The macro-economic data released recently by the National Bureau of Statistics gave a clear picture of the problems.

In the first three quarters of this year, fixed-asset investment jumped by 30.5 percent year on year, the highest real growth since 1993.

Between January and September, the investment mania, which swept through sectors such as iron and steel, real estate and alumina, led to soaring prices for all investment goods.

Meanwhile, the rapid investment growth was accompanied by fast increases in both money supply and bank lending.

In the first nine months, M2 - a key measure of money supply including cash in circulation and deposits - posted a year-on-year jump of 20.7 percent to reach 21.36 trillion yuan (US$2.58 trillion), up 4.2 percentage points over the previous year.

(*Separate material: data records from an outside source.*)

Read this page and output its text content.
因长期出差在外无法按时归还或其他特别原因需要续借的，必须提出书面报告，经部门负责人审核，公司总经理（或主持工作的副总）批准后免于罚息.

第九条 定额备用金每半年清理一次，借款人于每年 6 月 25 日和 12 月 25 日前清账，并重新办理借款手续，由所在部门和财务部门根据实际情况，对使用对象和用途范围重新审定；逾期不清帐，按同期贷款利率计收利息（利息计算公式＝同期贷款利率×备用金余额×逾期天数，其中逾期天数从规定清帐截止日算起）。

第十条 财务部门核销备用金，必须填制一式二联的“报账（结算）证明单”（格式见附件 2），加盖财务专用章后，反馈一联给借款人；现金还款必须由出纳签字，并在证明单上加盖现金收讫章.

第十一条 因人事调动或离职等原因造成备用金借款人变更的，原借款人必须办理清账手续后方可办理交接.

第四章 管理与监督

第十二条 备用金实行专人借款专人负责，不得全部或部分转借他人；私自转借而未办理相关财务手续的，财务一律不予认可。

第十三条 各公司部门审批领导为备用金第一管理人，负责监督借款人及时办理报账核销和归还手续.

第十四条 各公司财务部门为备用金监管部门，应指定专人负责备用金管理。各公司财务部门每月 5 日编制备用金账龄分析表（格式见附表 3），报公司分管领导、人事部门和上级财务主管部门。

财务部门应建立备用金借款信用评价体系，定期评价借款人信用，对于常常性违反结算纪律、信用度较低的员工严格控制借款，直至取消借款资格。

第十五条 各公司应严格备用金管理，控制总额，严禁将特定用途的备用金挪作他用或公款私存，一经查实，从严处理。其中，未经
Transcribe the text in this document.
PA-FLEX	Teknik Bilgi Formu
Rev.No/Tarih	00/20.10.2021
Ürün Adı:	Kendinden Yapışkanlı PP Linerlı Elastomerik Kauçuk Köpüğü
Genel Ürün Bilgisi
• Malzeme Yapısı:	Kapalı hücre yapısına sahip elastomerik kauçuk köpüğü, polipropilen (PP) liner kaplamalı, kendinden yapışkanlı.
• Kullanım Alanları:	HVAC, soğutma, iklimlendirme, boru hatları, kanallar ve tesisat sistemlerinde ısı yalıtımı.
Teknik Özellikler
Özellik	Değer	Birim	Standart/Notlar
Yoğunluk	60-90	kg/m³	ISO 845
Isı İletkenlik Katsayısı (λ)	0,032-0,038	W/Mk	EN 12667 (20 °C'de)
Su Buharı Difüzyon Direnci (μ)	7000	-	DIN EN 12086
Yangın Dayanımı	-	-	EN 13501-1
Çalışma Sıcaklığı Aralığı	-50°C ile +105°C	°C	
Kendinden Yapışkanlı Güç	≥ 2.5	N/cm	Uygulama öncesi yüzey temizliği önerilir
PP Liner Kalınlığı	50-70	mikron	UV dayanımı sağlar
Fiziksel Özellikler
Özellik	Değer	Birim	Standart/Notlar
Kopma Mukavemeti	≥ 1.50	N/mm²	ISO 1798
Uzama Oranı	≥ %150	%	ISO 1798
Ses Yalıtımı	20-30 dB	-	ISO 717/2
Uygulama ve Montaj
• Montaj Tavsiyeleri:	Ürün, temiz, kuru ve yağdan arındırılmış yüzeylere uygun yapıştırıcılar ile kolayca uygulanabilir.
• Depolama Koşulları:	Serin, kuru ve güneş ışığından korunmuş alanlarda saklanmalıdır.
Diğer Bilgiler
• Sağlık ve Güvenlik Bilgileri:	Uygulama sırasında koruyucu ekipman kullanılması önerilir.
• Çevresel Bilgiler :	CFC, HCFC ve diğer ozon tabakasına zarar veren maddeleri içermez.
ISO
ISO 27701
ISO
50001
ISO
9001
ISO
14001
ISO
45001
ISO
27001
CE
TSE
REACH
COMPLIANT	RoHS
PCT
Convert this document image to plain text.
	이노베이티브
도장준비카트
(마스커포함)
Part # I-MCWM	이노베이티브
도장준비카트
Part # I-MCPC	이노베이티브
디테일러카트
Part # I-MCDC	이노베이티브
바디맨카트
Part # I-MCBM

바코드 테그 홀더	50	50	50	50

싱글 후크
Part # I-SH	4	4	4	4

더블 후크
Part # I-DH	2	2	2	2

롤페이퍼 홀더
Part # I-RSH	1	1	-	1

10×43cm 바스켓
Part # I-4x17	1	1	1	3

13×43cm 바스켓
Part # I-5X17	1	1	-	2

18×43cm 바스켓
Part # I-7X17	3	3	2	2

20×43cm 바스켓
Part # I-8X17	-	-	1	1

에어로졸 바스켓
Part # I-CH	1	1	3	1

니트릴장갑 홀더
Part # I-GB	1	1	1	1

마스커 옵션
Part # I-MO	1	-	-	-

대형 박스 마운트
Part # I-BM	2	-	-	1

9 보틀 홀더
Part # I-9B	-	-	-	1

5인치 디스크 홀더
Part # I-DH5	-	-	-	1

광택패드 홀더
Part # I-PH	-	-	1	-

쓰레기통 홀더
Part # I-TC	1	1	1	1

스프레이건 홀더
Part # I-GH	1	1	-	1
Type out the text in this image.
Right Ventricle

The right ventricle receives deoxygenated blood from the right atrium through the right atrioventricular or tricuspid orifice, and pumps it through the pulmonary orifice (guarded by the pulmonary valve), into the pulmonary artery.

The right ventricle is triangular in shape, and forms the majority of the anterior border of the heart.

At the end of September, new loans by all financial institutions totaled up to 2.7 trillion yuan (US$326.4 billion), 745.9 billion yuan (US$90.19 billion) more than all they lent for the full of last year.

The People's Bank of China (PBOC), the country's central bank, admitted that the growth in money supply and credit was high despite its precautionary measures.

What's more worrisome is that investment growth has failed to push up the consumer price index (CPI) by a big margin. The CPI reported a year-on-year increase of 1.1 percent in September and an average gain of 0.7 percent year on year in the first nine months.

The mixed message has spurred economic researchers to warn that the economy, shadowed by both inflation and deflation factors, and is locked at the crossroads.

"A step ahead may push the economy into real overheating but a step backward may send it back into deflation," said Wang Zhao, a researcher with the Development Research Center of the State Council.

The central bank, however, appeared more straightforward in forecasting grave consequences of investment-driven overheating.

"Currently, production and investment costs as well as property prices have seen a quick rebound and we should prevent too fast a rise in capital prices and the danger of capital bubbles," it said in a recent report.